Pour­tant, en der­nière ins­tance, c’est ce que le corps poli­tique veut faire, comme c’est le cas pour l’éducation à l’esprit cri­tique : dimi­nuer les fausses croyances, amé­lio­rer la sécu­ri­té, pro­mou­voir la san­té publique, etc. S’attaquer à la dés­in­for­ma­tion pour­rait donc être un leurre étant don­né que nous ne consom­mons pas tou­jours l’information pour satis­faire des buts épis­té­miques. Sacha Altay nous donne un exemple concret pour illus­trer ce point : « Aux États-Unis, les per­sonnes qui consomment des infor­ma­tions pro-Trump sont pro-Trump. Les articles servent davan­tage à jus­ti­fier une sorte d’attitude qu’ils avaient déjà vis-à-vis de leurs opi­nions poli­tiques que l’exactitude fac­tuelle. » 

Le cher­cheur s’appuie prin­ci­pa­le­ment sur une étude de 20167 ayant eu lieu lors de la cam­pagne pré­si­den­tielle amé­ri­caine et qui montre que peu de gens consomment des fausses nou­velles par esprit de contra­dic­tion, autre­ment dit pour essayer de démê­ler le vrai du faux, mais bien pour confor­ter leur vision du monde. 

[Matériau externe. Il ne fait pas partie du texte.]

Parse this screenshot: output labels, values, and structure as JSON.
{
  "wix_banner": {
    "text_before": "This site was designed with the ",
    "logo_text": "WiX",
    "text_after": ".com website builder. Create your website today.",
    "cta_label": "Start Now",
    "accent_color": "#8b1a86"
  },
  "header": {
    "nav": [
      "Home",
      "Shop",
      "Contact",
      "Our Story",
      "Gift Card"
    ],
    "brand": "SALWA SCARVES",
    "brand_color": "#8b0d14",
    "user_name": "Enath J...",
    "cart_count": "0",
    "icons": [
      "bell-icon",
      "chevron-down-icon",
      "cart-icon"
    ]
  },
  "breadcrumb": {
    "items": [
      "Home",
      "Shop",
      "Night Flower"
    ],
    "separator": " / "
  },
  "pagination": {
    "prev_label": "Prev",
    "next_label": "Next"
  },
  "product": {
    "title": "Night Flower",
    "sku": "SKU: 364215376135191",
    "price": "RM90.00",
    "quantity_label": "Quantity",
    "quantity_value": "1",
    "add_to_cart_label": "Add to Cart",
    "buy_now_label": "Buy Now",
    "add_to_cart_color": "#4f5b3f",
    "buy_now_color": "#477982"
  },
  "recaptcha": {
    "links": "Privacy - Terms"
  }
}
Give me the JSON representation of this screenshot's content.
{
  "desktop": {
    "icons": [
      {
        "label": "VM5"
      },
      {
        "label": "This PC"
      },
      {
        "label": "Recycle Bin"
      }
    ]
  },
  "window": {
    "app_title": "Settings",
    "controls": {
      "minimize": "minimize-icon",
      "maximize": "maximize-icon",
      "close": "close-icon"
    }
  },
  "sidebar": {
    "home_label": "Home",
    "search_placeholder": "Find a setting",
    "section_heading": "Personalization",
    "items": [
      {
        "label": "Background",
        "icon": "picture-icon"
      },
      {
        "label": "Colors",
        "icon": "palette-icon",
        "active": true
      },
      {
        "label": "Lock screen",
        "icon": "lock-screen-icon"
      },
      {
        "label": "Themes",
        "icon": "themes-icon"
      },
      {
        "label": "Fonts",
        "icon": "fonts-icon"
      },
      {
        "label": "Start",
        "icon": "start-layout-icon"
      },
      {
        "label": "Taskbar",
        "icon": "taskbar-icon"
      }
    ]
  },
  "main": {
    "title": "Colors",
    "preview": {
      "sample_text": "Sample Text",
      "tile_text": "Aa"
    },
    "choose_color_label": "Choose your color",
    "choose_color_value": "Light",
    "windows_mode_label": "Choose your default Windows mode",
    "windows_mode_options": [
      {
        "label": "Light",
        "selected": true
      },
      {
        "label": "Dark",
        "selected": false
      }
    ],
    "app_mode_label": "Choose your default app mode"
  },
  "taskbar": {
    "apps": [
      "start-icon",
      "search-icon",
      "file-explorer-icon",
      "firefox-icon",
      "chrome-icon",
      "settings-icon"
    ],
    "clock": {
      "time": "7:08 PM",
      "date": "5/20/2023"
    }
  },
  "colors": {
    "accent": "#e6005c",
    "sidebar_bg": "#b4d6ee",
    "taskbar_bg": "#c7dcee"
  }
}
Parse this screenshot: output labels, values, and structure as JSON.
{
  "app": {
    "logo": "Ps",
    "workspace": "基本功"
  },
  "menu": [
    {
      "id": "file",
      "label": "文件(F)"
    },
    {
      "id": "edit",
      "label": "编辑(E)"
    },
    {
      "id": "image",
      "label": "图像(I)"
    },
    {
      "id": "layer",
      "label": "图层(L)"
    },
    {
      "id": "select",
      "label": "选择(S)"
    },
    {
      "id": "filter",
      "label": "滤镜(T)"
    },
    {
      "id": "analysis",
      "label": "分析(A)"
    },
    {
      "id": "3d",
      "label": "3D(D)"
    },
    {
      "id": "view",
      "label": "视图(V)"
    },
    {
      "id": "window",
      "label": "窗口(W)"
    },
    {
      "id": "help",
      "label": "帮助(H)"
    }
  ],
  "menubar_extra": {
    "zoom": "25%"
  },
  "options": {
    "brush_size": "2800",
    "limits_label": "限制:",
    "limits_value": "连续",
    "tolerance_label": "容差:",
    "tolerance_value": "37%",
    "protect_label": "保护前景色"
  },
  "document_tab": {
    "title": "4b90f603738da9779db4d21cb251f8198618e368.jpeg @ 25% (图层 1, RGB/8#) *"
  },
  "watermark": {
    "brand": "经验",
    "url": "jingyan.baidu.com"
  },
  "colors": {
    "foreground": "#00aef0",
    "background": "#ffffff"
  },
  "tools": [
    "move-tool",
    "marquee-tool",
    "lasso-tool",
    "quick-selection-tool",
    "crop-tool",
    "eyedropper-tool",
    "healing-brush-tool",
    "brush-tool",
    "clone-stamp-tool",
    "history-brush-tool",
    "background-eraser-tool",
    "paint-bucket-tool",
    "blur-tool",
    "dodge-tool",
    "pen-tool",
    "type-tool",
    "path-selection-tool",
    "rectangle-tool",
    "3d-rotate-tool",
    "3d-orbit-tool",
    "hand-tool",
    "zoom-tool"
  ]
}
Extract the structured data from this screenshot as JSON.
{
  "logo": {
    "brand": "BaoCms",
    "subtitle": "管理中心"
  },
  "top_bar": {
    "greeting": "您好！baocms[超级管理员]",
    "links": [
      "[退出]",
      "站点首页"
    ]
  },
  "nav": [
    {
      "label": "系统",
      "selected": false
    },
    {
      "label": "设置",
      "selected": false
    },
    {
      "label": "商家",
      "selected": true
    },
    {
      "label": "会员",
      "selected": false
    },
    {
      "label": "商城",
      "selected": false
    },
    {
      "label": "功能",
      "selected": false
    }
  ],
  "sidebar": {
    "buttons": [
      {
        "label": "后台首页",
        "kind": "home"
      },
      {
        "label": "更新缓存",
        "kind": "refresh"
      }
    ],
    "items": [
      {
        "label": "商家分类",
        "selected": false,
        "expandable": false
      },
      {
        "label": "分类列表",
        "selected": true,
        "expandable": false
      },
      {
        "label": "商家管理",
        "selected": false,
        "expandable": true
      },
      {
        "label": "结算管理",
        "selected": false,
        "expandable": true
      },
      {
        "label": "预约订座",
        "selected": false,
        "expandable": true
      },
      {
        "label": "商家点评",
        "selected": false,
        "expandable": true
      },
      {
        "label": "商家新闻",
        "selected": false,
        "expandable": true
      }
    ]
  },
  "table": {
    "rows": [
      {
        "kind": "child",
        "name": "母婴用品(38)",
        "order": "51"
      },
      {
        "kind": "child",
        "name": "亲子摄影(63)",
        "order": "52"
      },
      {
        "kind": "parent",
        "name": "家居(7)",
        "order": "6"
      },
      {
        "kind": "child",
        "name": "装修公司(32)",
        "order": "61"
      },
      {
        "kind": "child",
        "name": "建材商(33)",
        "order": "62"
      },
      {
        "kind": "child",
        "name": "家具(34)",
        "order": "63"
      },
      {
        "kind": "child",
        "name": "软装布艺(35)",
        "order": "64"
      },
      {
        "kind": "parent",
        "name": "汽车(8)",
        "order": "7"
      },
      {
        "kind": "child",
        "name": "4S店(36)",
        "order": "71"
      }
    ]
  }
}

Reconnaître les formes plus subtiles

Lê Nguyên Hoang sou­tient éga­le­ment que nous devrions ces­ser de nous concen­trer sur les fausses infor­ma­tions, mais sug­gère que l’argument des liens incon­sis­tants entre croyances, atti­tudes et com­por­te­ments est contex­tuel : « Si on consi­dère que le sta­tu quo, c’est-à-dire que le com­por­te­ment de la plu­part des gens est bon, alors cet argu­ment est per­ti­nent. Par contre, si on consi­dère un sujet comme le chan­ge­ment cli­ma­tique, l’inaction est dan­ge­reuse. Le fait de ne pas trai­ter suf­fi­sam­ment le sujet dans les médias peut à mon sens être consi­dé­ré comme une forme de dés­in­for­ma­tion ».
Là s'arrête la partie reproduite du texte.